Sunday, September 9, 2007

The More The Merrier

The saying, “The More The Merrier,” is particularly apt when applying for disability benefits. Most disability applications do not require more than one treating source as a prerequisite to receiving benefits. However, as the number of supporting sources increases, so too do the chances of securing disability benefits sooner.

I had a perfect application of the more the merrier saying to a disability claim last Friday. I represent a 46 year old health care attendant with her Social Security Disability (“SSD”) and her Disability Pension Retirement (“DPR”) claims. It took only a few months for her SSD claim to be approved, which should increase the chances of her DPR claim, which was just filed, also being approved. An SSD claim typically takes much longer than just a few months to be approved, particularly for a claimant less than 50 years of age.
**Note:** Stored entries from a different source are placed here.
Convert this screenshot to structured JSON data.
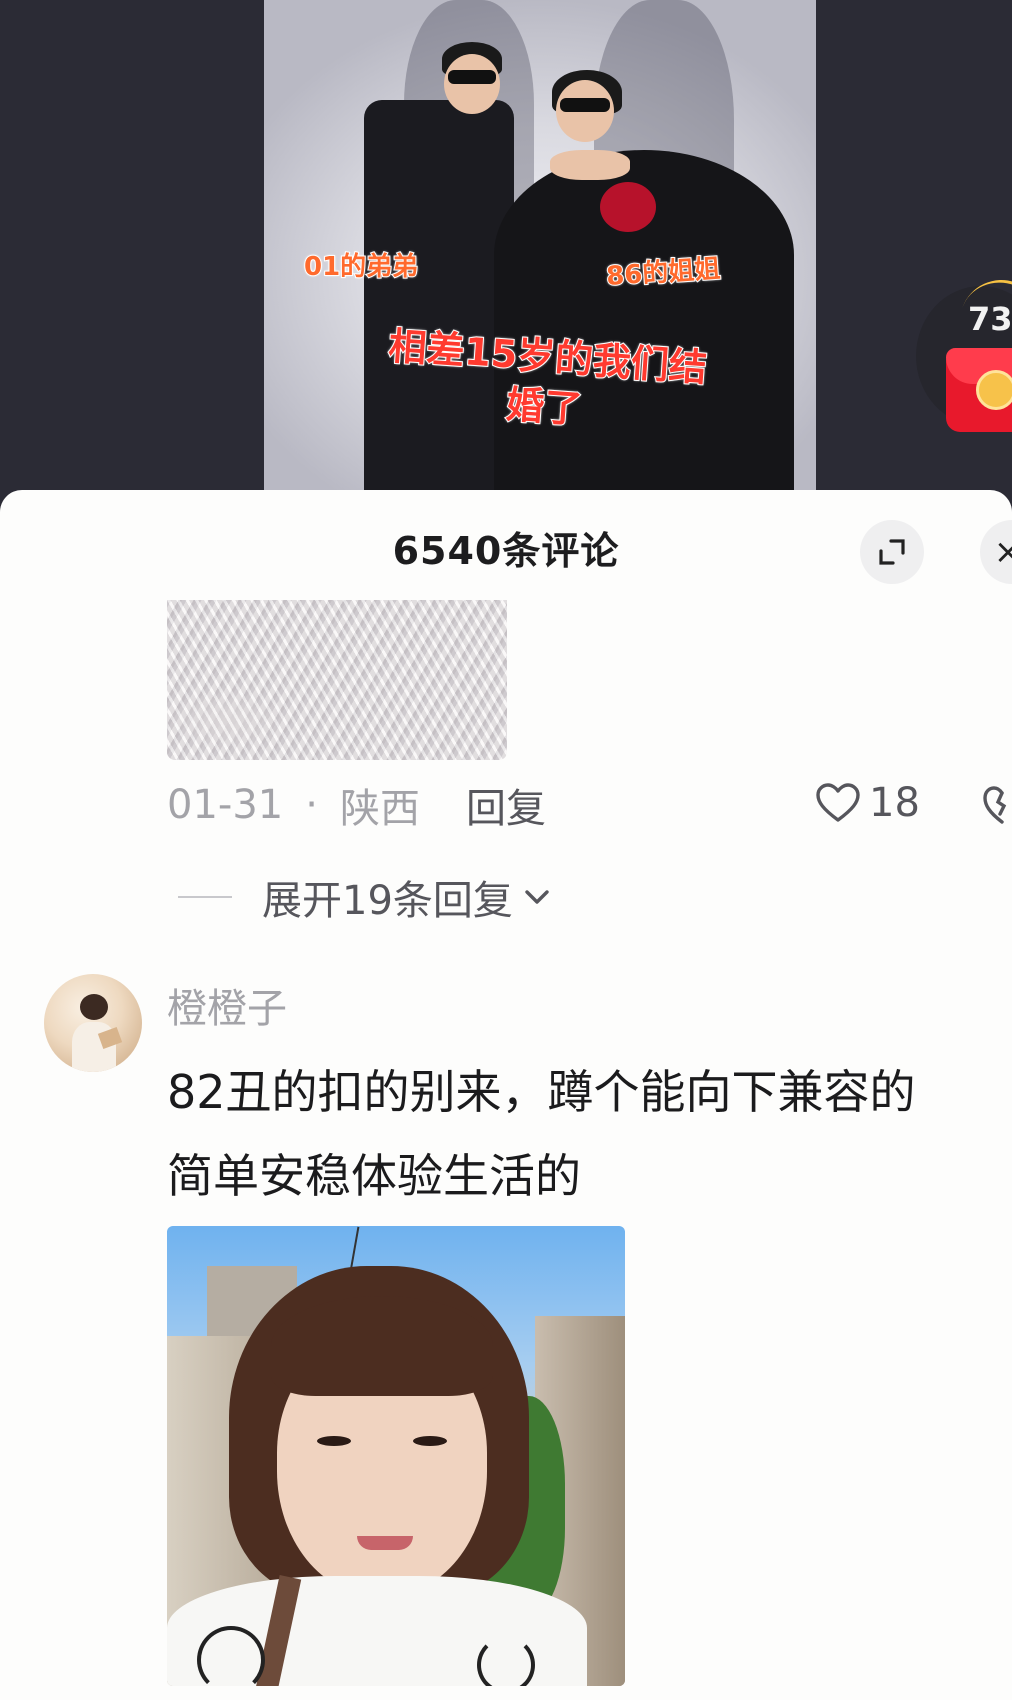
{
  "video": {
    "caption_left": "01的弟弟",
    "caption_right": "86的姐姐",
    "caption_main_line1": "相差15岁的我们结",
    "caption_main_line2": "婚了",
    "badge_count": "73"
  },
  "comments_panel": {
    "title": "6540条评论",
    "expand_icon": "expand-icon",
    "close_label": "×"
  },
  "comment_1": {
    "date": "01-31",
    "dot": "·",
    "location": "陕西",
    "reply_label": "回复",
    "like_count": "18",
    "expand_replies_label": "展开19条回复"
  },
  "comment_2": {
    "username": "橙橙子",
    "text_line1": "82丑的扣的别来，蹲个能向下兼容的",
    "text_line2": "简单安稳体验生活的"
  },
  "colors": {
    "accent_orange": "#ff6a2d",
    "accent_red": "#ff3a2f",
    "text_primary": "#1b1b1d",
    "text_secondary": "#a3a3a8"
  }
}
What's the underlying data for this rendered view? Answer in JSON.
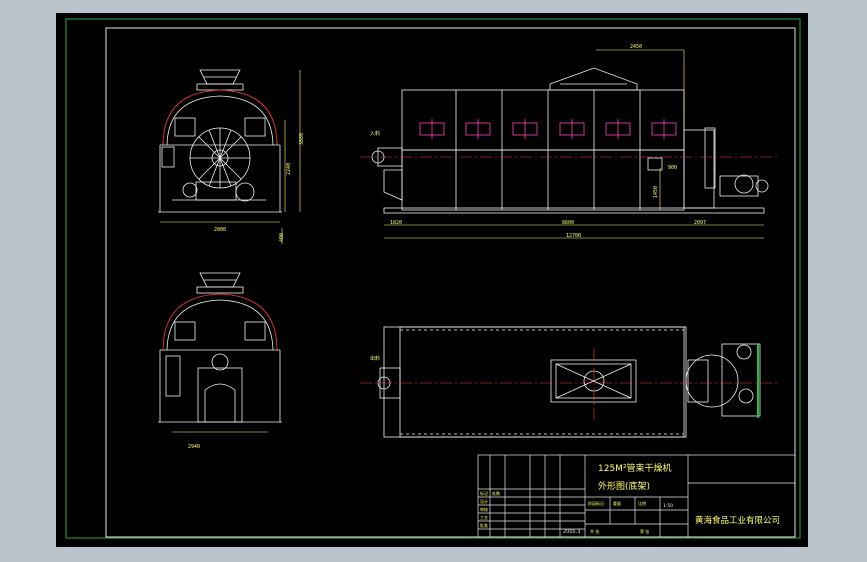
{
  "drawing": {
    "title_line1": "125M²管束干燥机",
    "title_line2": "外形图(底架)",
    "company": "黄海食品工业有限公司",
    "scale": "1:50",
    "date": "2005.3",
    "sheet_labels": {
      "standardization": "标记",
      "count": "处数",
      "design": "设计",
      "check": "审核",
      "process": "工艺",
      "approve": "批准",
      "stage": "阶段标记",
      "weight": "重量",
      "ratio": "比例",
      "sheets": "共 张",
      "sheet": "第 张"
    }
  },
  "dimensions": {
    "front_width": "2800",
    "front_height_total": "3880",
    "front_height_mid": "2240",
    "bottom_width": "2940",
    "side_total": "12700",
    "side_mid": "8600",
    "side_left": "1820",
    "side_right": "2097",
    "top_offset": "2450",
    "inlet_label": "入料",
    "outlet_label": "出料",
    "spout": "900",
    "spout_height": "1450",
    "small_a": "400"
  },
  "colors": {
    "frame": "#1f8f3a",
    "outline": "#f2f2f2",
    "dimension": "#ffff66",
    "accent": "#ff3a3a",
    "magenta": "#ff40c0",
    "cyan": "#3fd9d9"
  }
}
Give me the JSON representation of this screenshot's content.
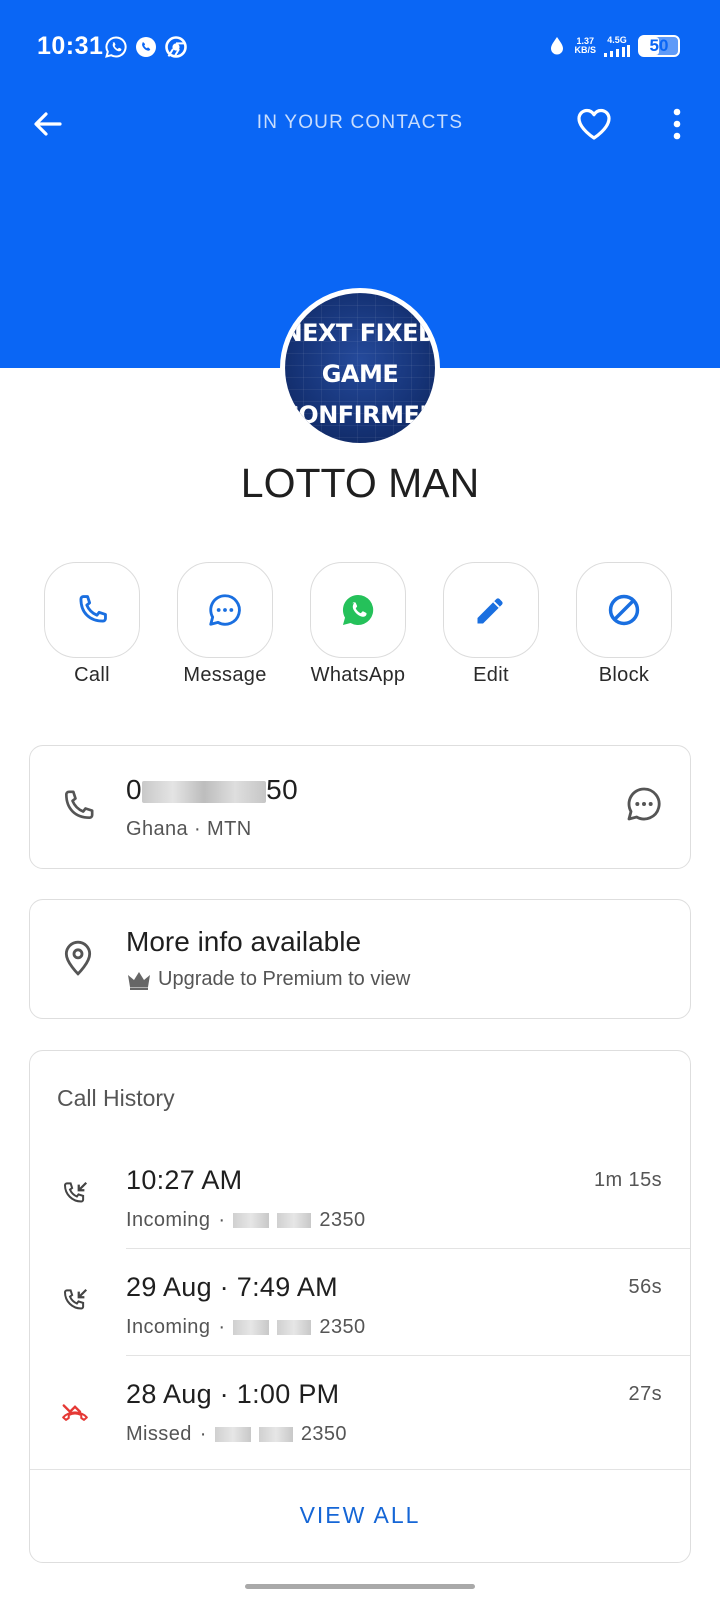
{
  "status_bar": {
    "time": "10:31",
    "notification_icons": [
      "whatsapp-icon",
      "viber-icon",
      "chrome-icon"
    ],
    "data_saver_icon": "water-drop-icon",
    "net_speed_value": "1.37",
    "net_speed_unit": "KB/S",
    "network_type": "4.5G",
    "battery_level": "50",
    "battery_fraction": 0.5
  },
  "app_bar": {
    "title": "IN YOUR CONTACTS",
    "back_icon": "arrow-left-icon",
    "favorite_icon": "heart-outline-icon",
    "more_icon": "more-vertical-icon"
  },
  "contact": {
    "name": "LOTTO MAN",
    "avatar_lines": [
      "NEXT FIXED",
      "GAME",
      "CONFIRMED"
    ]
  },
  "actions": [
    {
      "label": "Call",
      "icon": "phone-icon"
    },
    {
      "label": "Message",
      "icon": "message-bubble-icon"
    },
    {
      "label": "WhatsApp",
      "icon": "whatsapp-icon"
    },
    {
      "label": "Edit",
      "icon": "pencil-icon"
    },
    {
      "label": "Block",
      "icon": "block-icon"
    }
  ],
  "phone_card": {
    "number_prefix": "0",
    "number_suffix": "50",
    "meta": "Ghana · MTN"
  },
  "info_card": {
    "title": "More info available",
    "subtitle": "Upgrade to Premium to view"
  },
  "call_history": {
    "title": "Call History",
    "calls": [
      {
        "time": "10:27 AM",
        "type": "Incoming",
        "number_suffix": "2350",
        "duration": "1m 15s",
        "icon": "incoming-call-icon"
      },
      {
        "time": "29 Aug · 7:49 AM",
        "type": "Incoming",
        "number_suffix": "2350",
        "duration": "56s",
        "icon": "incoming-call-icon"
      },
      {
        "time": "28 Aug · 1:00 PM",
        "type": "Missed",
        "number_suffix": "2350",
        "duration": "27s",
        "icon": "missed-call-icon"
      }
    ],
    "view_all": "VIEW ALL"
  },
  "colors": {
    "header_blue": "#0a66f5",
    "action_blue": "#1a6fe0",
    "whatsapp_green": "#25c15a",
    "missed_red": "#e53935",
    "link_blue": "#1566d6"
  }
}
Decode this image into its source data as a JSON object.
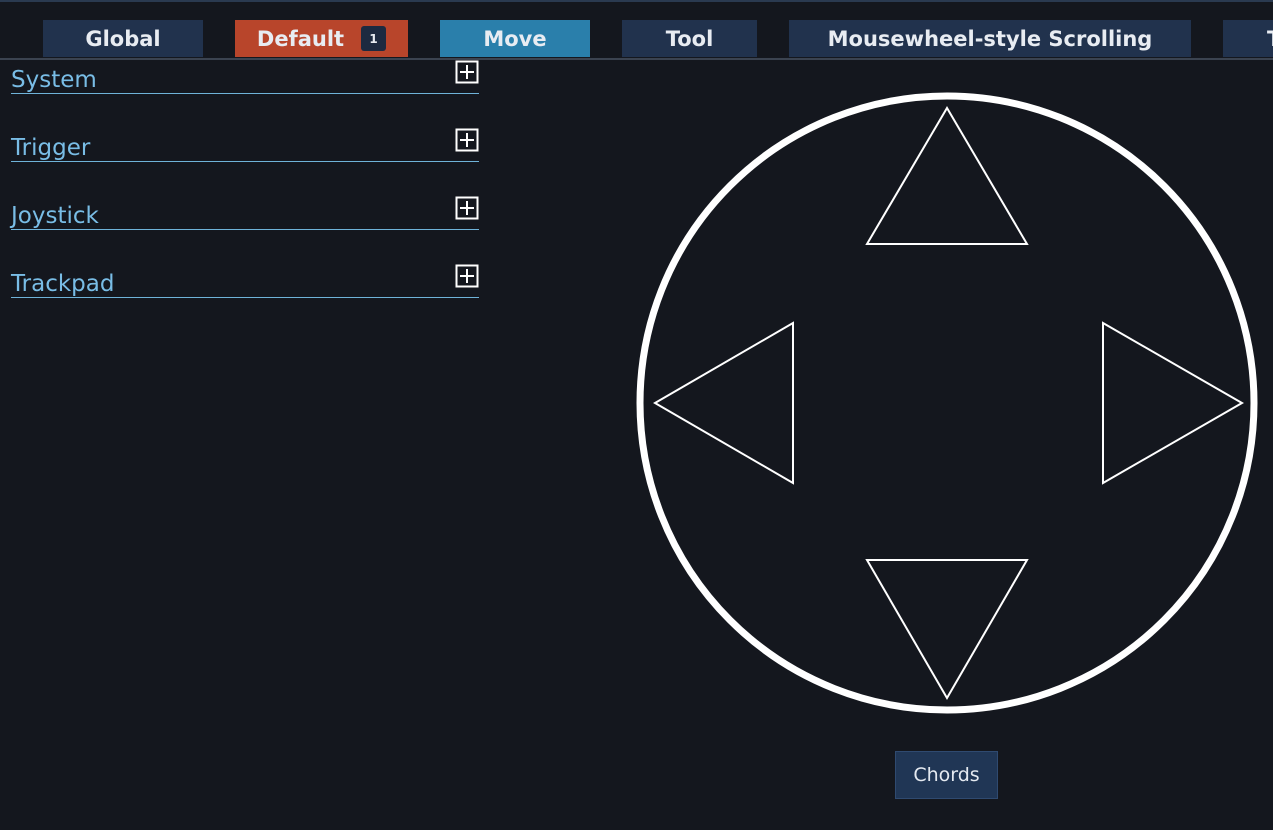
{
  "tabs": [
    {
      "label": "Global"
    },
    {
      "label": "Default",
      "badge": "1"
    },
    {
      "label": "Move"
    },
    {
      "label": "Tool"
    },
    {
      "label": "Mousewheel-style Scrolling"
    },
    {
      "label": "T"
    }
  ],
  "sections": [
    {
      "label": "System",
      "icon": "plus-square-icon"
    },
    {
      "label": "Trigger",
      "icon": "plus-square-icon"
    },
    {
      "label": "Joystick",
      "icon": "plus-square-icon"
    },
    {
      "label": "Trackpad",
      "icon": "plus-square-icon"
    }
  ],
  "dpad": {
    "directions": [
      "up",
      "left",
      "right",
      "down"
    ]
  },
  "chords_button": {
    "label": "Chords"
  },
  "colors": {
    "background": "#14171e",
    "tab_inactive": "#21324d",
    "tab_default": "#b8452b",
    "tab_move": "#2a7fab",
    "section_text": "#79bde6",
    "outline": "#ffffff"
  }
}
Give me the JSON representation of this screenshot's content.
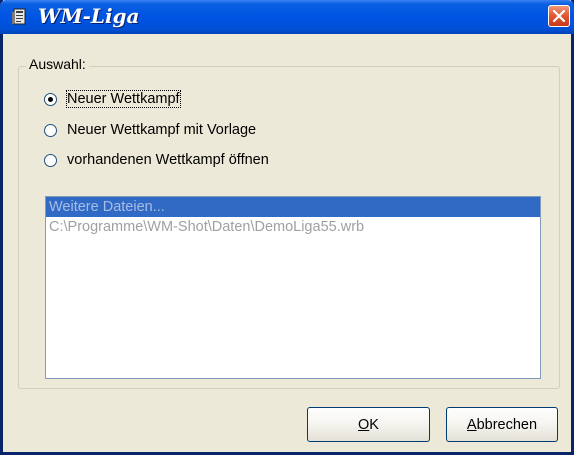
{
  "window": {
    "title": "WM-Liga",
    "app_icon": "document-icon",
    "close_icon": "close-icon",
    "titlebar_color": "#0054e3",
    "close_color": "#e35a34"
  },
  "group": {
    "label": "Auswahl:",
    "options": [
      {
        "label": "Neuer Wettkampf",
        "selected": true
      },
      {
        "label": "Neuer Wettkampf mit Vorlage",
        "selected": false
      },
      {
        "label": "vorhandenen Wettkampf öffnen",
        "selected": false
      }
    ]
  },
  "file_list": {
    "items": [
      {
        "text": "Weitere Dateien...",
        "selected": true
      },
      {
        "text": "C:\\Programme\\WM-Shot\\Daten\\DemoLiga55.wrb",
        "selected": false
      }
    ],
    "selection_color": "#316ac5"
  },
  "buttons": {
    "ok_label": "OK",
    "cancel_label": "Abbrechen"
  }
}
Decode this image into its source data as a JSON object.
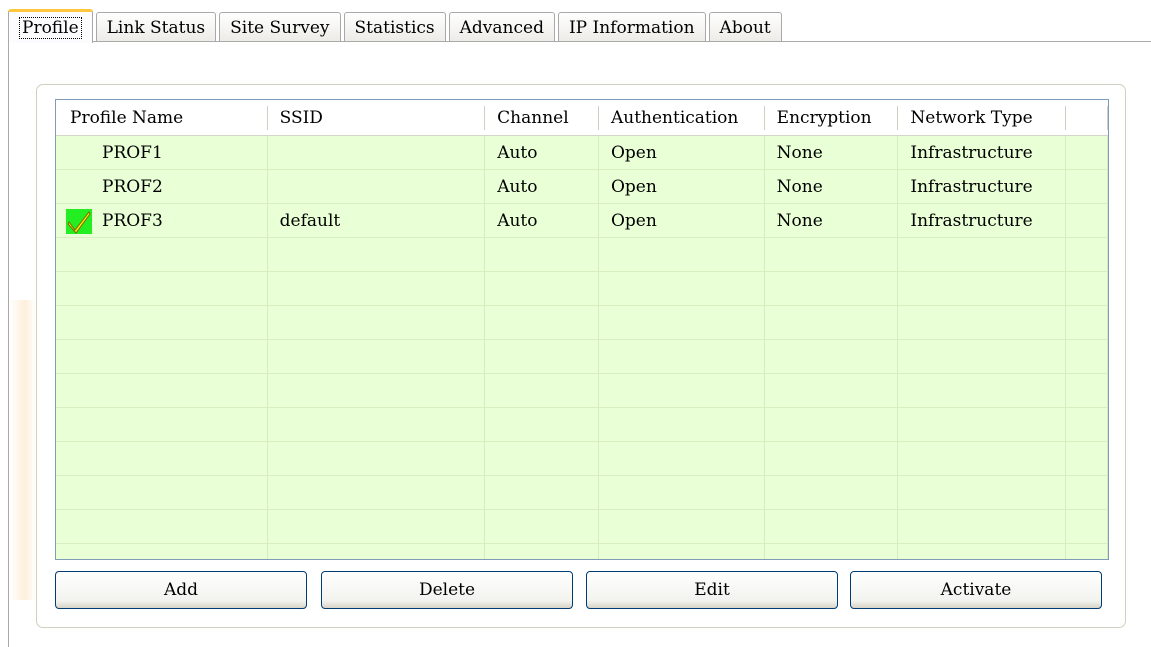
{
  "tabs": [
    {
      "label": "Profile",
      "active": true
    },
    {
      "label": "Link Status"
    },
    {
      "label": "Site Survey"
    },
    {
      "label": "Statistics"
    },
    {
      "label": "Advanced"
    },
    {
      "label": "IP Information"
    },
    {
      "label": "About"
    }
  ],
  "table": {
    "columns": [
      "Profile Name",
      "SSID",
      "Channel",
      "Authentication",
      "Encryption",
      "Network Type"
    ],
    "rows": [
      {
        "profile": "PROF1",
        "ssid": "",
        "channel": "Auto",
        "auth": "Open",
        "enc": "None",
        "type": "Infrastructure",
        "active": false
      },
      {
        "profile": "PROF2",
        "ssid": "",
        "channel": "Auto",
        "auth": "Open",
        "enc": "None",
        "type": "Infrastructure",
        "active": false
      },
      {
        "profile": "PROF3",
        "ssid": "default",
        "channel": "Auto",
        "auth": "Open",
        "enc": "None",
        "type": "Infrastructure",
        "active": true
      }
    ],
    "active_icon": "checkmark-icon"
  },
  "buttons": {
    "add": "Add",
    "delete": "Delete",
    "edit": "Edit",
    "activate": "Activate"
  },
  "colors": {
    "list_background": "#e9ffd6",
    "active_tab_accent": "#ffc83c",
    "check_background": "#22ee22",
    "check_mark": "#ffee00"
  }
}
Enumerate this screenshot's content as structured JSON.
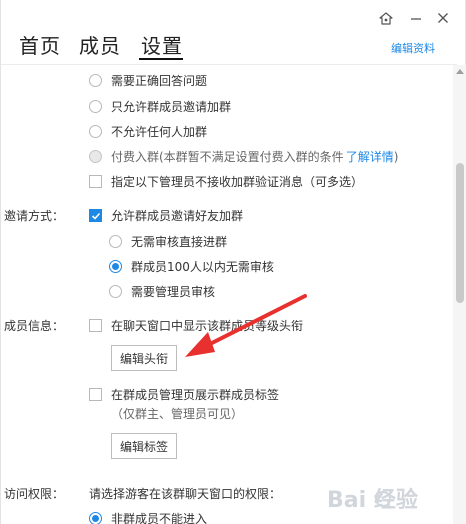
{
  "header": {
    "tabs": [
      {
        "label": "首页"
      },
      {
        "label": "成员"
      },
      {
        "label": "设置"
      }
    ],
    "edit_profile": "编辑资料",
    "icons": [
      "skin-icon",
      "minimize-icon",
      "close-icon"
    ]
  },
  "join_options": [
    {
      "label": "需要正确回答问题",
      "state": "unchecked"
    },
    {
      "label": "只允许群成员邀请加群",
      "state": "unchecked"
    },
    {
      "label": "不允许任何人加群",
      "state": "unchecked"
    },
    {
      "label": "付费入群(本群暂不满足设置付费入群的条件",
      "state": "disabled",
      "link": "了解详情",
      "suffix": ")"
    }
  ],
  "admin_verify": {
    "label": "指定以下管理员不接收加群验证消息（可多选）",
    "checked": false
  },
  "invite": {
    "section_label": "邀请方式：",
    "allow_label": "允许群成员邀请好友加群",
    "allow_checked": true,
    "options": [
      {
        "label": "无需审核直接进群",
        "checked": false
      },
      {
        "label": "群成员100人以内无需审核",
        "checked": true
      },
      {
        "label": "需要管理员审核",
        "checked": false
      }
    ]
  },
  "member_info": {
    "section_label": "成员信息：",
    "show_level_label": "在聊天窗口中显示该群成员等级头衔",
    "show_level_checked": false,
    "edit_title_button": "编辑头衔",
    "show_tags_label": "在群成员管理页展示群成员标签",
    "show_tags_checked": false,
    "show_tags_note": "（仅群主、管理员可见）",
    "edit_tags_button": "编辑标签"
  },
  "access": {
    "section_label": "访问权限：",
    "prompt": "请选择游客在该群聊天窗口的权限：",
    "option_label": "非群成员不能进入",
    "option_checked": true
  },
  "colors": {
    "accent": "#1e88e5",
    "annotation_arrow": "#e8302f"
  },
  "watermark": "Bai 经验"
}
My client’s claim was approved quickly because supporting reports from three treating sources were submitted. While the claim could have been approved eventually by relying solely on one of the physicians’ reports, it is highly unlikely that the approval would have occurred after only a few months.

When filing a disability application it is critical to ask as many treating sources as possible to prepare supportive reports, even if the doctors or other health care providers are not treating the primary medical condition. If treating sources will not complete paperwork, which happens fairly frequently for a variety of reasons, then start treating with other health care professionals who will. The sooner multiple treating reports are submitting to support a claim, the sooner the claim is likely to be approved.